Compare two variables (both numeric or both factors) in expss tables


I am digging deeper and deeper into the expss package, and face one of the examples mentioned here --> https://gdemin.github.io/expss/#example_of_data_processing_with_multiple-response_variables (more particularly the last table of the section.

Consider the following dataframes:

vecA <- factor(c(rep(1,10),rep(2,10),rep(3,10),rep(4,10),rep(5,10)),levels=c(1,2,3,4,5))
vecB <- factor(c(rep(1,20),rep(2,20),rep(NA,10)),levels=c(1,2,3,4,5))
df_fact <- data.frame(vecA, vecB)

vecA_num <- as.numeric(c(rep(1,10),rep(2,10),rep(3,10),rep(4,10),rep(5,10)))
vecB_num <- as.numeric(c(rep(1,20),rep(2,20),rep(NA,10)))
df_num <- data.frame(vecA, vecB)

Strictly copying the suggested code (URL above), here is what my table look like:

df_fact %>%
  tab_cols(total(label = "#Total| |")) %>% 
  tab_cells(list(vecA)) %>%
  tab_stat_cpct(label="vecA", total_row_position="above", total_statistic="u_cases") %>%
  tab_cells(list(vecB)) %>% 
  tab_stat_cpct(label="vecB", total_row_position="above", total_statistic="u_cases") %>%
  tab_pivot(stat_position = "inside_columns") %>%  
  recode(as.criterion(is.numeric) & is.na ~ 0, TRUE ~ copy)

Slightly different procedure with a numeric example:

df_num %>%
  tab_cols(total(label = "#Total| |")) %>% 
  tab_cells(vecA_num, vecB_num) %>%
  tab_stat_valid_n(label = "Valid N") %>%
  tab_stat_mean(label="Mean") %>%
  tab_pivot(stat_position = "inside_columns") %>%  
  recode(as.criterion(is.numeric) & is.na ~ 0, TRUE ~ copy) %>%
  tab_transpose()

Issues start here, since these complex constructs are... complex!

1) I would like to include tab_last_sig* family of functions but I cannot figure out how to do it (and possibly subtotals/nets when variables are factors)
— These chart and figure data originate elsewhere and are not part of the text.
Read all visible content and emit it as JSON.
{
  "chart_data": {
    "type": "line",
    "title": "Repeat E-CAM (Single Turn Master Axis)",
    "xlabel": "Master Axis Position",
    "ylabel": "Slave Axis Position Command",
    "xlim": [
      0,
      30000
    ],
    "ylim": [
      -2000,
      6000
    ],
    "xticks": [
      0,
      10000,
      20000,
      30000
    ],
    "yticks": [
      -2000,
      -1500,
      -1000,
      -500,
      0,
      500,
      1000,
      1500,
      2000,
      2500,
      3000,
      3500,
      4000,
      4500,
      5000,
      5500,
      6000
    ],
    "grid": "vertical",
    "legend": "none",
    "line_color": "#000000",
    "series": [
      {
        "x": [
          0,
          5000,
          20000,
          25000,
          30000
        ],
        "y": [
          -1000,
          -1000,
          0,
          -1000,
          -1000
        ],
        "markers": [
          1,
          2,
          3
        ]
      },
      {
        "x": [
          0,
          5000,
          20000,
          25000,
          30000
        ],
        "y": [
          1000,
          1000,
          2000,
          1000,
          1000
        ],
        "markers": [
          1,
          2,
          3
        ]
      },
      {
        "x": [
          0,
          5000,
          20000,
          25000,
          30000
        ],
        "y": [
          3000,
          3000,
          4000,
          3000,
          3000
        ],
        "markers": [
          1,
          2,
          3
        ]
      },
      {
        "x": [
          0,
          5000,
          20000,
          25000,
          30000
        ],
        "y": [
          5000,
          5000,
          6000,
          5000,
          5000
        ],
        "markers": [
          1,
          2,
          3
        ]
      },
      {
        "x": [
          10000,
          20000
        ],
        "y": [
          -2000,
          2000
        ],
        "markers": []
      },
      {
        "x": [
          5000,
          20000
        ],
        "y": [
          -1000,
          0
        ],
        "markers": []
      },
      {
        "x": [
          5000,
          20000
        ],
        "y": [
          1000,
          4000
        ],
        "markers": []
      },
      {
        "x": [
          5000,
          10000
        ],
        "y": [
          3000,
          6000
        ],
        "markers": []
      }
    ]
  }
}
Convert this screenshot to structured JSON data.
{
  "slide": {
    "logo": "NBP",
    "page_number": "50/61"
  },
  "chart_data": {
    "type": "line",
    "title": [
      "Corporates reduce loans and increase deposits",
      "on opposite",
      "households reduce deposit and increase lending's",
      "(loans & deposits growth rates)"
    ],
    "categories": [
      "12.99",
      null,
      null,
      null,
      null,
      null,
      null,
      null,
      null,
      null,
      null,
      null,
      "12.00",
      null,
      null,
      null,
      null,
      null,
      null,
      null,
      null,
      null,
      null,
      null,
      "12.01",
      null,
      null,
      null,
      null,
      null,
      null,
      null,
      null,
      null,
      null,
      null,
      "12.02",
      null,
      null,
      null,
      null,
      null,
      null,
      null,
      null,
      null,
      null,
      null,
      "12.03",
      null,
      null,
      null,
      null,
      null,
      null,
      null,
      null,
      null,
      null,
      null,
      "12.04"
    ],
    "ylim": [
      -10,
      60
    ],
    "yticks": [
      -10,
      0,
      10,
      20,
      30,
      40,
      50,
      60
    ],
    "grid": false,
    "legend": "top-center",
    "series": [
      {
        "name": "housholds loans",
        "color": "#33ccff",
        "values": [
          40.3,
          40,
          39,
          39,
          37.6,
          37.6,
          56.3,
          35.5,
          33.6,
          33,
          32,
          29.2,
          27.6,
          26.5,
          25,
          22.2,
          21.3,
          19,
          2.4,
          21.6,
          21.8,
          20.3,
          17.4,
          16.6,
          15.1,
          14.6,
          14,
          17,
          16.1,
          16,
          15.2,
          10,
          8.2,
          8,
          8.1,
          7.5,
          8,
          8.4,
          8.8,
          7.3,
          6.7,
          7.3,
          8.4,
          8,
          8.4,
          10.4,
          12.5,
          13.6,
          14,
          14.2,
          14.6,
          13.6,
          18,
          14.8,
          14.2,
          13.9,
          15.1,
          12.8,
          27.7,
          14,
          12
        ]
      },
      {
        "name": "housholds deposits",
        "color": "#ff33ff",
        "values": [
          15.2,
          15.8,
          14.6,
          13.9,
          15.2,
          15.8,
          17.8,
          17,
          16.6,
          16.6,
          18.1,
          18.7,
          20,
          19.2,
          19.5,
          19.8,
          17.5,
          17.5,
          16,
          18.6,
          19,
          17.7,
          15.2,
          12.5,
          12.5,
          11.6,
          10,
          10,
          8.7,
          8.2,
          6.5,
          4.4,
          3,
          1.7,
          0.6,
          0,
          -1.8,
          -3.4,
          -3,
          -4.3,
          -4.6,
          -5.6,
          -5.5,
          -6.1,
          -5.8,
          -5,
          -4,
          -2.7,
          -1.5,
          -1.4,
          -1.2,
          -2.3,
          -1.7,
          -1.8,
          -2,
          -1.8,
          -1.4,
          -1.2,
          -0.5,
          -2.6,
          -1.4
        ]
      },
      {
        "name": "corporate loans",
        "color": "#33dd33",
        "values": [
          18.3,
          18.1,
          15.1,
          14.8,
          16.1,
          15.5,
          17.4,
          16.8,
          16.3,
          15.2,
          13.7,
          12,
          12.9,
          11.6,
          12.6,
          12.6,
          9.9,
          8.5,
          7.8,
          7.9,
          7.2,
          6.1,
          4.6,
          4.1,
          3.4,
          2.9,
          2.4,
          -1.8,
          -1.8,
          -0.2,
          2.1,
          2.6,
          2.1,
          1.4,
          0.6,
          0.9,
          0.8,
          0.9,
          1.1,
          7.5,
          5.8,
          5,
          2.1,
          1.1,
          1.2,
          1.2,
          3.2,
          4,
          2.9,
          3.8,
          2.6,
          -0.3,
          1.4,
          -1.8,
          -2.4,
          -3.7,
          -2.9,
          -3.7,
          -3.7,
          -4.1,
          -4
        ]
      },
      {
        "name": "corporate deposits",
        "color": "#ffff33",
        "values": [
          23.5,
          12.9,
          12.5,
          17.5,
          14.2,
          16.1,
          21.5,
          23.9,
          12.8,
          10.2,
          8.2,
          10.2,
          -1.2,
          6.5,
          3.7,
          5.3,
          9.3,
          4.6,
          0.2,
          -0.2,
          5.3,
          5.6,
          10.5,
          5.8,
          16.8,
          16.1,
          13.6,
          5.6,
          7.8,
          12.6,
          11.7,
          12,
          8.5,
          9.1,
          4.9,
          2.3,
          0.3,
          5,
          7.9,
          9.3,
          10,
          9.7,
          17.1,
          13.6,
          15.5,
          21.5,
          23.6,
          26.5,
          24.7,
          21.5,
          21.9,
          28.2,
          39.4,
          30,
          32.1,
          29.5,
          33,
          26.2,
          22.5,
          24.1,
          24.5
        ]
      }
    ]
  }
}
2) Including multiple statistics (cases, percents, means...) altogether is a challenge

3) Last, it is not clear to me where I should write the statistic names / variable names

I have not found detailed documentation for these constructs, hence this message in a bottle :)


Solution

    1. It's a pity, but by now significance testing is supported only for independent samples. In your examples you want compare statistics on the dependent samples. You can ran significance calculations for independent proportions but results will be inaccurate.
    2. Including multiple statistics is not difficult - you need just sequentially write tab_stat_. But complex table layout really is a challenge :(
    3. Variable names for statistic always should be written in the tab_cells. After that you can write statistic functions with tab_stat_mean, tab_stat_cpct and etc. You can find documentation by printing ?tab_pivot in the R console. It is a standard way of getting manual for R functions.